At Columbia Law, where she is an Academic Fellow and Columbia Fellow, her focus has been on the modern federal courts — the structures that compose them and the institutions that are most often before them. She said Ginsburg taught her the importance of understanding the stories behind the cases that rise through the federal courts.

“Justice Ginsburg really cared about the people in every case, and she wanted us to know about the actual thing that led to the legal issues in front of the court,” Ahdout said. “That idea of uncovering everything about a case and looking at a case as more than just a legal issue is what led to my paper, ‘Separation-of-Powers Suits.’”

The paper, which will appear in the Harvard Law Review in the spring of next year, “studies the phenomenon of litigating separation of powers instead of negotiating,” she said.
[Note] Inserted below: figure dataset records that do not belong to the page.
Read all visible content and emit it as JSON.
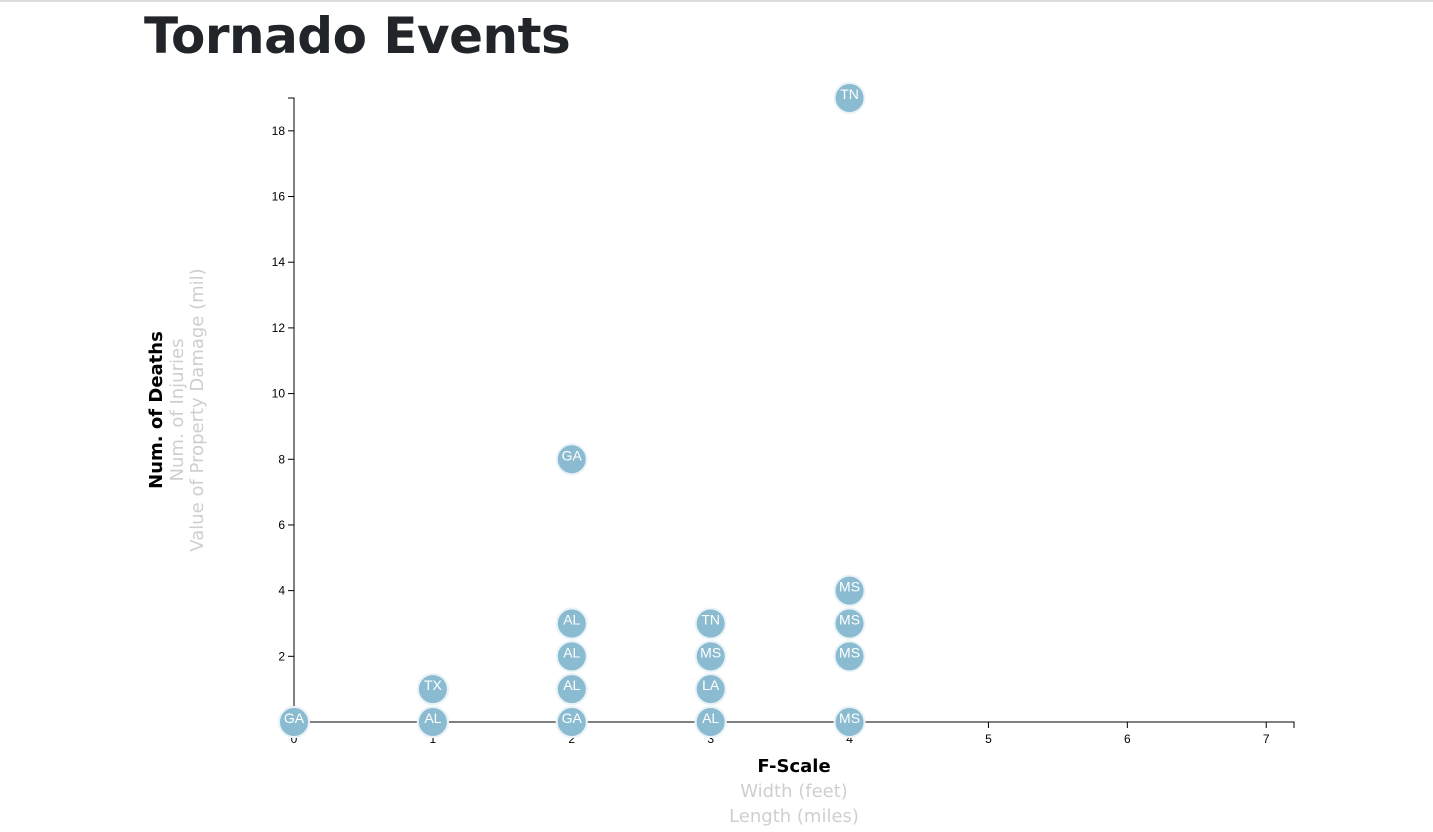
{
  "page": {
    "title": "Tornado Events"
  },
  "chart_data": {
    "type": "scatter",
    "title": "Tornado Events",
    "xlabel": "F-Scale",
    "ylabel": "Num. of Deaths",
    "x_axis_options": [
      {
        "label": "F-Scale",
        "active": true
      },
      {
        "label": "Width (feet)",
        "active": false
      },
      {
        "label": "Length (miles)",
        "active": false
      }
    ],
    "y_axis_options": [
      {
        "label": "Num. of Deaths",
        "active": true
      },
      {
        "label": "Num. of Injuries",
        "active": false
      },
      {
        "label": "Value of Property Damage (mil)",
        "active": false
      }
    ],
    "xlim": [
      0,
      7.2
    ],
    "ylim": [
      0,
      19
    ],
    "x_ticks": [
      "0",
      "1",
      "2",
      "3",
      "4",
      "5",
      "6",
      "7"
    ],
    "y_ticks": [
      "0",
      "2",
      "4",
      "6",
      "8",
      "10",
      "12",
      "14",
      "16",
      "18"
    ],
    "grid": false,
    "colors": {
      "point": "#8abbd0",
      "point_stroke": "#e9f3f8",
      "label": "#ffffff",
      "title": "#212529"
    },
    "points": [
      {
        "x": 0,
        "y": 0,
        "label": "AL"
      },
      {
        "x": 0,
        "y": 0,
        "label": "GA"
      },
      {
        "x": 1,
        "y": 0,
        "label": "MS"
      },
      {
        "x": 1,
        "y": 0,
        "label": "AL"
      },
      {
        "x": 1,
        "y": 1,
        "label": "GA"
      },
      {
        "x": 1,
        "y": 1,
        "label": "AL"
      },
      {
        "x": 1,
        "y": 1,
        "label": "TX"
      },
      {
        "x": 2,
        "y": 0,
        "label": "MS"
      },
      {
        "x": 2,
        "y": 0,
        "label": "GA"
      },
      {
        "x": 2,
        "y": 1,
        "label": "TN"
      },
      {
        "x": 2,
        "y": 1,
        "label": "AL"
      },
      {
        "x": 2,
        "y": 2,
        "label": "AL"
      },
      {
        "x": 2,
        "y": 3,
        "label": "LA"
      },
      {
        "x": 2,
        "y": 3,
        "label": "AL"
      },
      {
        "x": 2,
        "y": 8,
        "label": "GA"
      },
      {
        "x": 3,
        "y": 0,
        "label": "MS"
      },
      {
        "x": 3,
        "y": 0,
        "label": "AL"
      },
      {
        "x": 3,
        "y": 1,
        "label": "LA"
      },
      {
        "x": 3,
        "y": 2,
        "label": "TN"
      },
      {
        "x": 3,
        "y": 2,
        "label": "MS"
      },
      {
        "x": 3,
        "y": 3,
        "label": "TN"
      },
      {
        "x": 4,
        "y": 0,
        "label": "MS"
      },
      {
        "x": 4,
        "y": 2,
        "label": "MS"
      },
      {
        "x": 4,
        "y": 3,
        "label": "MS"
      },
      {
        "x": 4,
        "y": 4,
        "label": "MS"
      },
      {
        "x": 4,
        "y": 19,
        "label": "TN"
      }
    ]
  }
}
“What I found is that really in the last 10 to 15 years, courts have been accommodating these claims, and they’re adjusting the boundaries of doctrines that ordinarily would have prevented claims like this from coming up in the courts.”

The recent examples of one lower court enjoining the Obama administration from enforcing Deferred Action for Parents of Americans policy and another halting the Trump administration’s nationwide ban on travelers from predominantly Muslim counties are among numerous checks that, collectively, should be looked at as a firewall against an increasingly powerful executive, she argues.

“The courts are adapting all of these doctrines — standing, ripeness, remedies — in response to presidents taking a new mode that I call ‘enforcement lawmaking’ — taking the tools of enforcement to create something like law or to countermand Congress,” she said.

She said she is continuing to study how separation of powers and sovereignty disputes are litigated.

In another paper, “Direct Collateral Review,” published in the Columbia Law Review, Ahdout identifies an apparent change in the U.S. Supreme Court’s hearing of state habeas cases. She noticed that each year since 2015, the court has taken up three to five prisoner challenges to convictions or sentences after they’ve become final from state habeas. The change is a contrast to the past practice of more faithfully deferring to the states on such matters and holds implications for the development of criminal procedure doctrine.

Professor Caleb Nelson, an expert in the federal courts, praised Ahdout’s scholarship.

“Payvand’s work is both careful and creative — two qualities that don’t always go together,” Nelson said. “It is also grounded in deep knowledge of Supreme Court practice. She’s going to be a star, and I’m delighted that she is joining the faculty.”

Dean Risa Goluboff said Ahdout is an emerging scholar whose work is already yielding major insights.

“Payvand’s questions about the federal judiciary, and its relationship to the other branches and the states, are fresh and ambitious. I have no doubt that they will continue to yield important insights,” Goluboff said. “We are delighted to welcome her back to the UVA community as she begins her teaching career.”

Ahdout said she is excited to return to UVA, where she earned a bachelor’s with highest distinction, majoring in economics and government. The Long Island, New York, native raves about her undergraduate experience on Grounds, yet ironically didn’t know much about the University of Virginia when she first applied at the encouragement of a guidance counselor.

“No one I knew went to Virginia,” she explained.  

After receiving an offer from the Jefferson Scholars Foundation, which endeavors to identify, attract and nurture scholars “of extraordinary intellectual range and depth,” and visiting UVA, she couldn’t picture herself anywhere else.

“I went down to Charlottesville, and I felt the magic,” Ahdout said. “I felt like I needed to go to school with the people I met.”

Despite being from a family connected to STEM fields, she has gone her own way in her career.

“My mother is a mathematician, my dad is a physicist, and my brother is an engineer,” she said. “I’m the black sheep who went into law.”